No limite que a luz alcançava algo chamou a atenção de Aly-o. Ele se aproximou com passos cautelosos, evitando as poças de sangue que começavam a coagular e logo descobriu que era uma marca de sapato, com suas linhas desenhadas em sangue. Um grande, tamanho 42 pelo menos, que deveria ser de uma botina de couro sintético vendida nos bairros de comércio, do tipo mais genérico. Quando espalhou mais a luz descobriu mais dessas pegadas, indo na direção do banheiro.
O frio da noite entrava por alguma janela aberta, junto a fio de luar cinzento que se misturava à luz ultravioleta deixando o corredor que Aly-o atravessava com uma atmosfera densa e angustiante.
O banheiro estava entre aberto, e um brilho roxo se fazia notar por trás e por baixo da porta. O investigador pegou sua pistola e soltou a trava. Seguiu lentamente, quase sem respirar, olhar fixo na porta e tentando escutar se algum ruído soava lá dentro.

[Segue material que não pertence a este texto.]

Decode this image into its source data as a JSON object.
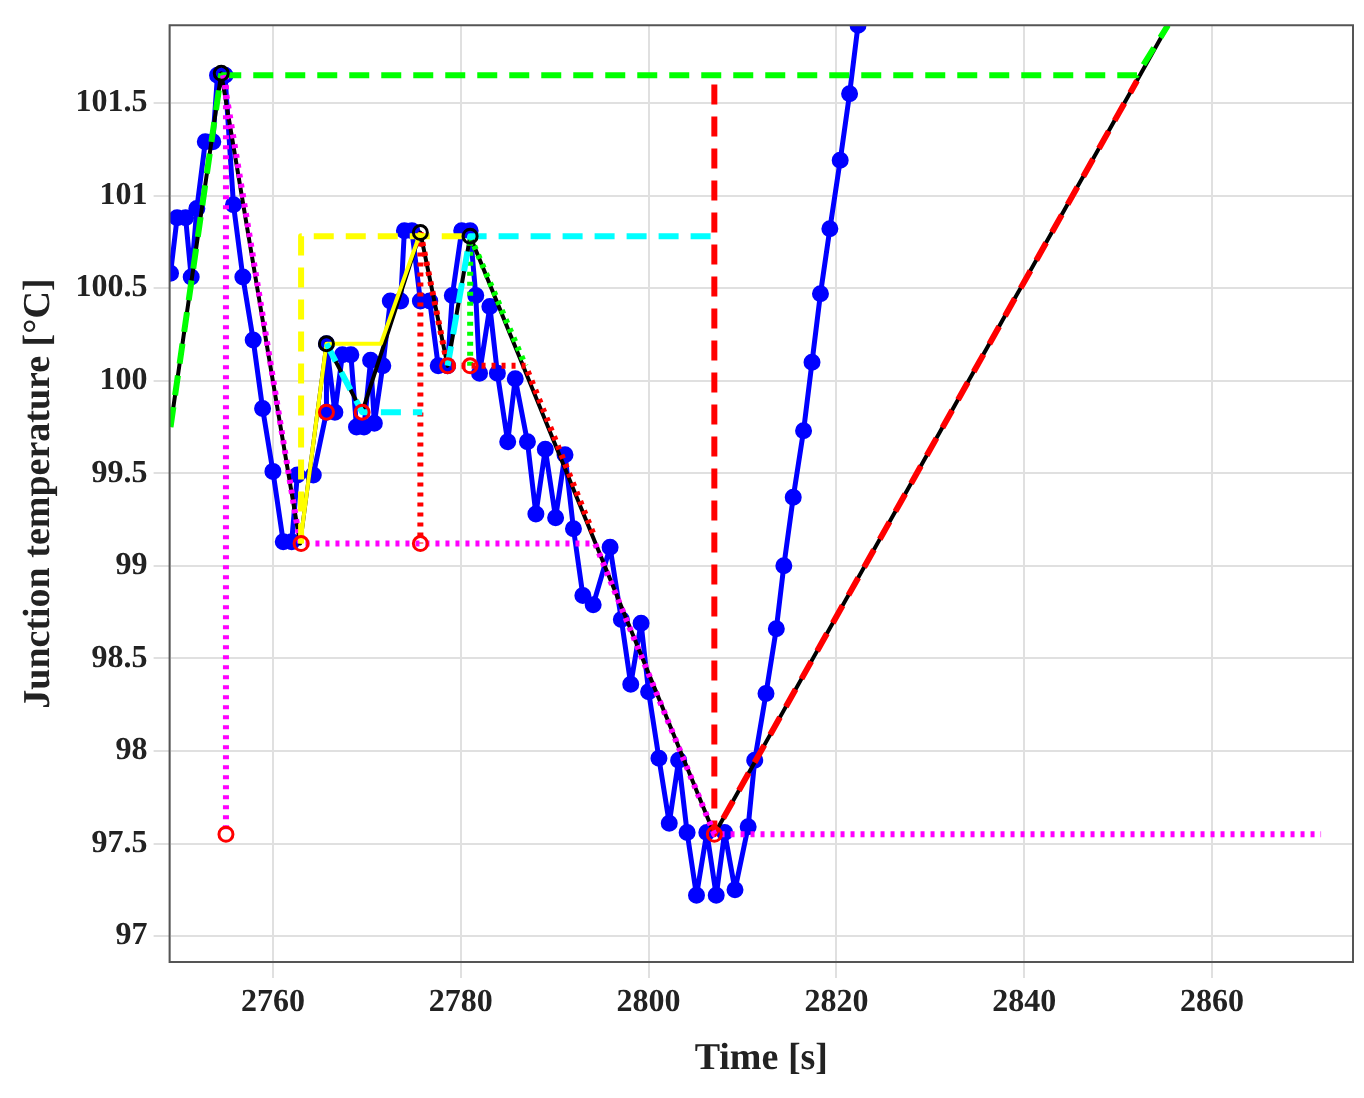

A cada passo ele sentia que ouvia algo, mas nenhum som de verdade, era algo mais como um sussurro muito baixo, em uma frequência que seu ouvido não captava, mas que ele sabia que estava ali.
Empurrou a porta com o pé. Não houve nenhum som ou movimento.
Dois passos firmes adiante e ele estava dentro do banheiro gelado que cheirava mal. Dentro da larga banheira que um dia fora de Gêlg, três mulheres jaziam mortas; nuas, com os pescoços abertos como o sacerdote, e cobertas por tinta neon roxa.
No espelho enorme que ocupava uma parede inteira no lado oposto do banheiro, havia uma mensagem escrita com sangue.
EU NÃO ME ESQUECI DE VOCÊ ALY-O. SUA HORA ESTÁ PRÓXIMA.